Engineering the Empire City: West Point and the Rise of New York

Date of Award


Degree Name

Doctor of Philosophy (PhD)




Margaret S. Thompson

Second Advisor

Anne E. Mosher


Central Park, Civil Engineering, Dennis Hart Mahan, Egbert L. Viele, New York City, United States Military Academy

Subject Categories



Between 1825 and 1898, New York City evolved rapidly from being a vital Atlantic port of trade into the center of American commerce and culture. In the course of this commercial growth and cultural development, New Yorkers made the city the epitome of a nineteenth-century metropolis. While much of this urban transformation has been documented, the role of individuals educated at the United States Military Academy remains mostly unexplored in New York history. George S. Greene, Egbert L. Viele, John Newton, Henry Warner Slocum and Fitz John Porter all studied Dennis Hart Mahan's engineering curriculum, served in the United States Army and then, as civilians, came to New York City to advance their careers and status through the creation of Victorian Gotham. At West Point, Sylvanus Thayer and Dennis Hart Mahan created the nation's first engineering program that had a profound influence on American civil engineering, especially in New York. The West Pointers who were successful in Gotham leveraged their education and military experiences to become significant parts of New York's social, economic, and political transformation before and after the Civil War. This study examines the connections among the three central experiences of the West Pointers--as cadets, military officers, and New Yorkers--and seeks to assess their effects on the transformation of New York City, the rise of professionalization, and the advent of Progressivism at the end of the century.

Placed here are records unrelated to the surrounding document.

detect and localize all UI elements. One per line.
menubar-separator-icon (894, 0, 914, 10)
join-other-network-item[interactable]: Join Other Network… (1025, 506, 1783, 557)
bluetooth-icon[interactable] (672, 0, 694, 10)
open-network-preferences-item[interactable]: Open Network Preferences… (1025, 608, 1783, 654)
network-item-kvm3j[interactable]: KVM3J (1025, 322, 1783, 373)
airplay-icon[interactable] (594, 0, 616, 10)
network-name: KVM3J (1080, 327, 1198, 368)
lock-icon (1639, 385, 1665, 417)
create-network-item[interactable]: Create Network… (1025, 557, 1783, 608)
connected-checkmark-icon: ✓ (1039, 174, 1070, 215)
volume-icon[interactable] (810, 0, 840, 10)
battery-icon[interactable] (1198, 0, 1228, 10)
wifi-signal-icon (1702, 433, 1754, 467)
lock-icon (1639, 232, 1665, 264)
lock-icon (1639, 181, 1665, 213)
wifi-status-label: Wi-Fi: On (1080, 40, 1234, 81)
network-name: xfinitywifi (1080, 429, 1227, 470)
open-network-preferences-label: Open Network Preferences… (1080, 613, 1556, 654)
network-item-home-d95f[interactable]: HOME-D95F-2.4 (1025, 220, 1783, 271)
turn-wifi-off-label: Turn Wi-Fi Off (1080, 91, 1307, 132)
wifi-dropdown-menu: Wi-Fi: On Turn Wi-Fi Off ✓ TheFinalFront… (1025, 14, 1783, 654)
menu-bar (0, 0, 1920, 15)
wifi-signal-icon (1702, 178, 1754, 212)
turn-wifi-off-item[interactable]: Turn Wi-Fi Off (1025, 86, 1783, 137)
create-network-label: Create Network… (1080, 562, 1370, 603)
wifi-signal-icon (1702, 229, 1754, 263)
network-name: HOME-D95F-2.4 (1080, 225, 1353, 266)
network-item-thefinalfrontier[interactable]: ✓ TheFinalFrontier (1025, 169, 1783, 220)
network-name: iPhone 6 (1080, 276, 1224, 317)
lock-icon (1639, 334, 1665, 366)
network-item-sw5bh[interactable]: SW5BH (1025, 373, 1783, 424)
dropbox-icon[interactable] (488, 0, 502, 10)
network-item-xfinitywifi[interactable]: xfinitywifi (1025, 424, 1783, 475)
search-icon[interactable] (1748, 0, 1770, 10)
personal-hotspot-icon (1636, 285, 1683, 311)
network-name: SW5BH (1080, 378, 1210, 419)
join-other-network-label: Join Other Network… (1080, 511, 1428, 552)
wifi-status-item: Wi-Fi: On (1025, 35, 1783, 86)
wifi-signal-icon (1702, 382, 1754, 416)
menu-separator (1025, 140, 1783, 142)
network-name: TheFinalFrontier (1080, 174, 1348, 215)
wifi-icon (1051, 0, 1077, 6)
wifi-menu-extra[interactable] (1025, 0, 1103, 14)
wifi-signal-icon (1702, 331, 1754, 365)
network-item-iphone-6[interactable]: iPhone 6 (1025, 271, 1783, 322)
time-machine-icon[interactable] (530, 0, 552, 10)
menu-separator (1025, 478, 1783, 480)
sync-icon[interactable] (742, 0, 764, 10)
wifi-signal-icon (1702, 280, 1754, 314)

While not the center of the research, each subject's Civil War service is considered in the context of how that service determined postwar activities in the city. Additionally, this study focuses on the Croton Aqueduct construction, the creation of Central Park, the building of the Brooklyn Bridge, and the administration of New York's municipal departments as key events where Military Academy alumni interacted with New York elites, politicians and civilian-trained engineers. As a result of these relationships, the United States Military Academy influenced not only the sense of New York identity, but also American civic identity at the end of the nineteenth century.